Тысяча жизней. Ода кризису зрелого возраста - Кригер Борис. Страница 26
Я, конечно, переврал мелодию. Ее автор, кажется Бах, огрел бы меня смычком, если бы мог… Но вы уж простите наивное стремление моей слабо разбирающей ноты души к прекрасной последовательности колебаний воздуха, называемой «музыкой».

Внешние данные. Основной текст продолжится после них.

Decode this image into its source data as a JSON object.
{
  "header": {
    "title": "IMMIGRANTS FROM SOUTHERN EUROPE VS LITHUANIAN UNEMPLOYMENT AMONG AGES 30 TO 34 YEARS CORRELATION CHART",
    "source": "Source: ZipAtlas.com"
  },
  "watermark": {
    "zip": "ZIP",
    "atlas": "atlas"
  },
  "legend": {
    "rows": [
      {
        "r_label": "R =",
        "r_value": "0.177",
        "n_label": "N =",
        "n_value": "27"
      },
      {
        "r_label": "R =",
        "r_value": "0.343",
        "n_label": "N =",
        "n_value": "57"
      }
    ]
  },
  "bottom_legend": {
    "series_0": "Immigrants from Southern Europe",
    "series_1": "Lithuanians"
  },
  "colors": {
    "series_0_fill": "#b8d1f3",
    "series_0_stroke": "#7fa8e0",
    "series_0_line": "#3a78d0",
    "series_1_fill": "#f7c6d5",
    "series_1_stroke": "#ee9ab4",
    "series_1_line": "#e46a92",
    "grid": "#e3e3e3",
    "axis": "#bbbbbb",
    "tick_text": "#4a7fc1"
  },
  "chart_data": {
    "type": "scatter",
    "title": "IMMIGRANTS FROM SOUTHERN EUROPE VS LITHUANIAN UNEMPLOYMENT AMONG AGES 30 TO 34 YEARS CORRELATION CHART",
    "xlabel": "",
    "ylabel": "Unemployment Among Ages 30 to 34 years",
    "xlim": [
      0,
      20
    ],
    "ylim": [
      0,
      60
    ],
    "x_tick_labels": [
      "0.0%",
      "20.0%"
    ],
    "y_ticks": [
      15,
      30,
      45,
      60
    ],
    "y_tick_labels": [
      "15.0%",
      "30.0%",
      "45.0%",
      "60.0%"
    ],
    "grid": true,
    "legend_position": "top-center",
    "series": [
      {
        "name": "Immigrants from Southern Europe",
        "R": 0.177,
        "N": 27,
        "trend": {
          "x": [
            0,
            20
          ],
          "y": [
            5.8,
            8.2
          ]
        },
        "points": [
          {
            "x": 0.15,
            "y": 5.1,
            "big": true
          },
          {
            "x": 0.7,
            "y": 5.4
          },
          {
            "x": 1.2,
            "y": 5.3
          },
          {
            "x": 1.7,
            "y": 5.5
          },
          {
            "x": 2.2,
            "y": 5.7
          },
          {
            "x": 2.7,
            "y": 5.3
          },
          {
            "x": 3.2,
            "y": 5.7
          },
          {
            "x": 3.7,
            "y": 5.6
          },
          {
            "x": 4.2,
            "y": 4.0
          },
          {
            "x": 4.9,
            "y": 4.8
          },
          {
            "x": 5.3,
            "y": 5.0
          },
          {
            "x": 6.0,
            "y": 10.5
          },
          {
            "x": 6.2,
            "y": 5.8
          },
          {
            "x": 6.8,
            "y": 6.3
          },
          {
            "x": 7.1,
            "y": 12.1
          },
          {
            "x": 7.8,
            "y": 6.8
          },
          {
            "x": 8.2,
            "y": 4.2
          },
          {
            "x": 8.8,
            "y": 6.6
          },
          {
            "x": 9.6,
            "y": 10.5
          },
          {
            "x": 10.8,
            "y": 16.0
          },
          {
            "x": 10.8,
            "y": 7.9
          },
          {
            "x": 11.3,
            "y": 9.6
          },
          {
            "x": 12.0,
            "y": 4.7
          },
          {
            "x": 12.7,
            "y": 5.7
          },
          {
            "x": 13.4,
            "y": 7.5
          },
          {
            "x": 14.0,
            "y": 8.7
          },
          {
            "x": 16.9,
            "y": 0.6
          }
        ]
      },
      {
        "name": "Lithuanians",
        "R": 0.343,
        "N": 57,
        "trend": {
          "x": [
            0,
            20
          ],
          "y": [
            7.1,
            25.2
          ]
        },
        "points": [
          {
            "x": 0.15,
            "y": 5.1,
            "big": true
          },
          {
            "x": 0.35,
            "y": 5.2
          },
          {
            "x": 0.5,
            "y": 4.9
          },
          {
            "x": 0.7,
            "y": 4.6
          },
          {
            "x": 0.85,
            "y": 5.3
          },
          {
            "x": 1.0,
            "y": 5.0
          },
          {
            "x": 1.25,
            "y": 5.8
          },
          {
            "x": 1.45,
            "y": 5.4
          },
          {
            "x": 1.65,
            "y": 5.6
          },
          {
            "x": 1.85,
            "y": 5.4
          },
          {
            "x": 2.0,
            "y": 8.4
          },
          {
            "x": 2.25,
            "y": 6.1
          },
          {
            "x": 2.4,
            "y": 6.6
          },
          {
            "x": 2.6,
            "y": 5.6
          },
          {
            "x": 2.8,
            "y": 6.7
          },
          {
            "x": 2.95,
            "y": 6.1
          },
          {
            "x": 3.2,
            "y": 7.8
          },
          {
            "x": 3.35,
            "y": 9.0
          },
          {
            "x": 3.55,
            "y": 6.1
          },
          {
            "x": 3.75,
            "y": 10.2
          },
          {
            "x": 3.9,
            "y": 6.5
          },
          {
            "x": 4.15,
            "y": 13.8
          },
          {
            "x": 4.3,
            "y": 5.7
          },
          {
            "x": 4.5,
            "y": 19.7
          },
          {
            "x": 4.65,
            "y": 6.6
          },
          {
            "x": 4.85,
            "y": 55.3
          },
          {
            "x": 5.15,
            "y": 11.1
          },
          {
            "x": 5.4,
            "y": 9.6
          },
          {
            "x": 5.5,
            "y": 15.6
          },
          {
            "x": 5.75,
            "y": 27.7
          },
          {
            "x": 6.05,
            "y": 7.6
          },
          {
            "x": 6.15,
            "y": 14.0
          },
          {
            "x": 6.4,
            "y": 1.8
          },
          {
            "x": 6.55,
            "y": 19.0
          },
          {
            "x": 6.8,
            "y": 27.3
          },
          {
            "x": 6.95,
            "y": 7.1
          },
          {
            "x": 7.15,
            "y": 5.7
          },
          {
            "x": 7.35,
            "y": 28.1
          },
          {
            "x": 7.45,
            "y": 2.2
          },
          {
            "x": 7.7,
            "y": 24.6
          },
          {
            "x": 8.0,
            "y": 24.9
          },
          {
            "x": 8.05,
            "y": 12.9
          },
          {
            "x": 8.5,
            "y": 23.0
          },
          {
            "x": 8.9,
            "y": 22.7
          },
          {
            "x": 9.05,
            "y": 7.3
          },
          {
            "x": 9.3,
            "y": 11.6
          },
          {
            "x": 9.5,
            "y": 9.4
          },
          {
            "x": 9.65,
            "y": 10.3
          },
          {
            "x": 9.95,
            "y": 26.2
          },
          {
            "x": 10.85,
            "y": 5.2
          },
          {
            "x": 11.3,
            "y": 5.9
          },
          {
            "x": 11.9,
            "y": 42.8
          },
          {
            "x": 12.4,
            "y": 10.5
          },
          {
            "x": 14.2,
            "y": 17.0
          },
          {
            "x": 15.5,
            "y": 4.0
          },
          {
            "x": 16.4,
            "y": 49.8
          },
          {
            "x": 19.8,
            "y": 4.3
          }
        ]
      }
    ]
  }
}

– Что-то очень неправильно в нашей жизни, – заговорил я, не отводя взгляда от черных крыш и белеющего влажного неба. – Зачем мы живем в дикой стране, где каждый шорох пронизан ожиданием нелепой смерти? Зачем мы страдаем от жары и тупого в своей голубизне раскаленного неба? Зачем мы едим невкусную кошерную колбасу? Стоимость жизни в этой стране не намного больше, чем в Израиле, только в Израиле за те же деньги нам впихивают вместо жизни фальшивку… Мы стоим на пороге электронно-интернетной эры, когда станет все равно, где человек находится. Я добьюсь возможности руководить своим бизнесом на расстоянии и уеду жить туда, где наслаждаешься каждым вздохом, каждым глотком холодного морского воздуха, каждым звуком, каждым мгновением жизни.
Подобные речи были слишком революционны для Анютки, впоследствии известной под кличкой Мась-кин, и, таким образом, я был понят не сразу и не окончательно… Дело в том, что мое парадоксальное мышление, страдающее нелогичностью на обыденном уровне, обычно повергает всех окружающих в растерянность, переходящую в раздражение.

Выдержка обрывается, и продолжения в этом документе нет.